狼は少し距離をとってから、呪文を唱えはじめた。変身時の映像が逆回転するように、元の姿に戻っていく。
「……」
僕はラキエが元の姿になったのでもう一度抱きしめた。
「おい……」
何も言わない。気が済むまで抱きしめる。ラキエの両腕が背中にあることにほっとする。流れる金の髪に、細いけどしなやかで強靱な身体に、きれいな顔に。
「……いくら君でもあの姿じゃいやだ。あれは僕の知らない獣だ」
まばたきした瞬間に涙がひとつだけ頬をつたった。
「君は――僕が知らない獣に犯されてもいいのか」
「そんなの許すわけないだろ!」
ラキエが即答する。想像するのも不愉快、というように眉間にしわを寄せている。
「僕もいやだ。君があの姿で知らない悪魔としてると思うのもいやだ」
ラキエはとまどっているようだった。彼は考えながらゆっくり聞いた。
「……さっきの姿は知らない獣だから嫌なのか?」
「そうだよ」
「でも、あれで他の悪魔としてるのも嫌なんだな?」
「そうだよ!」
「ん──……」
ラキエは首をかしげる。
「……ヤキモチか?」
ゴン!
もう一発げんこつをくれてやった。
「いてっ、なんで叩くんだオマエは」
「君が好きだからに決まってるだろ!」
そう言ってラキエの顔を抱えてキス。もうぐちゃぐちゃ言わせないし、僕も言いたくない。これ以上説明するとラキエの質問を肯定しなきゃいけなくなるかもしれない。
「ん……」
深くラキエの唇を味わっていると、腕が僕の身体を抱きしめた。そう、やっぱりこうやって抱き合って、くちづけを交わせるのがいい……ラキエの姿のままで……
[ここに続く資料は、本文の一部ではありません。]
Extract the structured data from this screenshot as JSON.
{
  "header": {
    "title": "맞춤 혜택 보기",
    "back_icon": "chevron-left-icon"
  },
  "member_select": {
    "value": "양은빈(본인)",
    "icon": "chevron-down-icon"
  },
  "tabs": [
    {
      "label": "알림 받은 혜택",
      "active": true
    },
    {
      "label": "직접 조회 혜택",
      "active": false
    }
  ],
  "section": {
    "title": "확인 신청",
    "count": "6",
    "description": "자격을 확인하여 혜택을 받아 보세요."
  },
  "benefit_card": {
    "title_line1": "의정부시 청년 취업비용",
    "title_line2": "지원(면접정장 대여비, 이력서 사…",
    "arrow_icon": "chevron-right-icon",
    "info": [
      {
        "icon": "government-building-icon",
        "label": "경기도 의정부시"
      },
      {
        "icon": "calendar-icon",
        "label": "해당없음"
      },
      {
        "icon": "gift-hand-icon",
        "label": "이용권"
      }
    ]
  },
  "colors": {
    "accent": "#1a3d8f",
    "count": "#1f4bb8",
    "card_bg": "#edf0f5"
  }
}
やがて顔を離したラキエは目のふちを少しだけ赤くして、でも強いまなざしで僕を見た。
「オマエがイヤなら、もうしない」
「うん……、君の姿の方がいい」
僕はきれいなラキエの顔、その頬を撫でた。
「他の奴ともだ」
「え……」
ラキエは真剣な顔を崩し、少し意地悪な笑みを見せた。
「見境なしが、オマエとだけするんだからな。覚悟しとけよ」
「……」
墓穴をほった気がしないでもない。人間の何倍も性欲の強い悪魔、その種族であるラキエが自分の欲求を押さえて僕だけと……? それってかなり僕が大変なんじゃないか。今までだって気絶するくらい抱かれているのに。
「いいな?」
(……でもちょっと嬉しい、かも)
僕はラキエの首に腕を回して、もう一度自分からキスをした。